Die Gemeinschaft der Heiligen bezeichnet die spirituelle Gemeinschaft aller Getauften als Glieder der Kirche und Teil des mystischen Leibes Christi.Wie es auch in 1Kor 12,27 heißt: „Ihr aber seid der Leib Christi und jeder Einzelne ein Glied.“ Wir haben es also mit einer Doppelung zu tun. Einerseits die heilige Kirche, die schon eine Gemeinschaft der Heiligen ist und gleich im Anschluss wird nochmals expressis verbis davon gesprochen. Man kann das als rhetorisches Stilmittel der Tautologie betrachten, wodurch die Wichtigkeit des Gesagten betont werden soll: Wir mögen unterschiedlich sein, doch wenn wir an Jesus unseren Christus glauben, sind wir wie ein Leib, der mystische Leib Christi. Ganz so, wie wir es in 1Kor 12 lesen. Und das Wichtige daran ist die Versammlung. Nur dann sind wir Kirche, wenn wir uns versammeln.
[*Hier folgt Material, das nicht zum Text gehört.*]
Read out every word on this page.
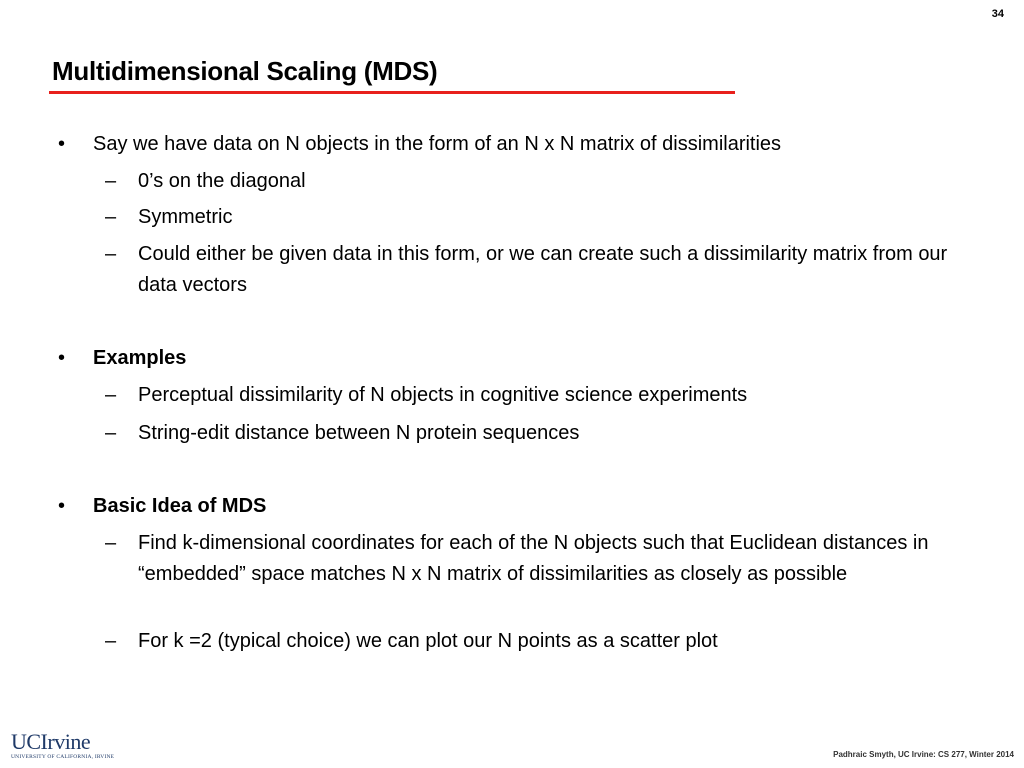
34
Multidimensional Scaling (MDS)
• Say we have data on N objects in the form of an N x N matrix of dissimilarities
– 0’s on the diagonal
– Symmetric
– Could either be given data in this form, or we can create such a dissimilarity matrix from our data vectors
• Examples
– Perceptual dissimilarity of N objects in cognitive science experiments
– String-edit distance between N protein sequences
• Basic Idea of MDS
– Find k-dimensional coordinates for each of the N objects such that Euclidean distances in “embedded” space matches N x N matrix of dissimilarities as closely as possible
– For k =2 (typical choice) we can plot our N points as a scatter plot
UCIrvine
UNIVERSITY OF CALIFORNIA, IRVINE	Padhraic Smyth, UC Irvine: CS 277, Winter 2014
III. Vergebung der Sünden.
Wir bekennen nicht nur die Vergebnung der Sünden, sondern wir bitten auch darum. Und zwar im Vaterunser. Unser Herr selbst hat uns das Vergeben nahegelegt. Befragen wir dazu das Mt: In 18,21 lesen wir: „Da trat Petrus hinzu und sprach zu ihm: Herr, wie oft muss ich denn meinem Bruder, der an mir sündigt, vergeben? Ist's genug siebenmal? 22 Jesus sprach zu ihm: Ich sage dir: nicht siebenmal, sondern siebzigmal siebenmal.“ Damit kommt zum Ausdruck, dass man immer vergeben sollte und nicht nur 490 Mal. Das ist wichtig, denn gegenüber Gott sind wir immer in der Schuld. Gott aber vergibt uns unsere Schuld um Christi willen. Mit der Bitte um Vergebung und der eigenen Vergebungsbereitschaft ist die Last der Schulden nicht nur zwischen Gott und mir sondern auch zwischen uns allen weggenommen. Vergeben heißt dabei aber nicht vergessen. Man muss nicht vergessen, aber man sollte vergeben. Denn ohne Vergebung kommt man nicht weiter. Im schlimmsten Falle kommt es unter Menschen sogar zu einer Gewaltspirale. Immer wieder offenkundig wird das im Kriegsfalle. Wenn es nach einem Krieg keine Aussöhnung gibt, so ist der Same für den nächsten Konflikt gelegt. Man sehe sich nur die deutsch-französische Geschichte der letzten 150 Jahre an. Erst durch die Aussöhnung nach dem WKII unter Adenauer und de Gaule ist es zu einer friedlichen Entwicklung in Europa gekommen.
- Zusammenfassung.
Zusammengefasst bedeutet das also:
Wir glauben an die Gemeinschaft derer, die zu Jesus Christus gehören. Diese Gemeinschaft bildet sich, wenn das Evangelium lauter, also ehrlich und ordentlich gepredigt wird und die Sakramente, die Jesus selbst eingesetzt hat – also Taufe und Abendmahl – entsprechend seiner Weisung gereicht werden. Und wir vertrauen auf die Vergebung unserer eigenen Schuld, was bedeutet, dass wir auch denen vergeben, die an uns schuldig geworden sind.
Das also glauben wir. Die Frage, die ich mir demnach stellen muss: Handle ich auch immer danach?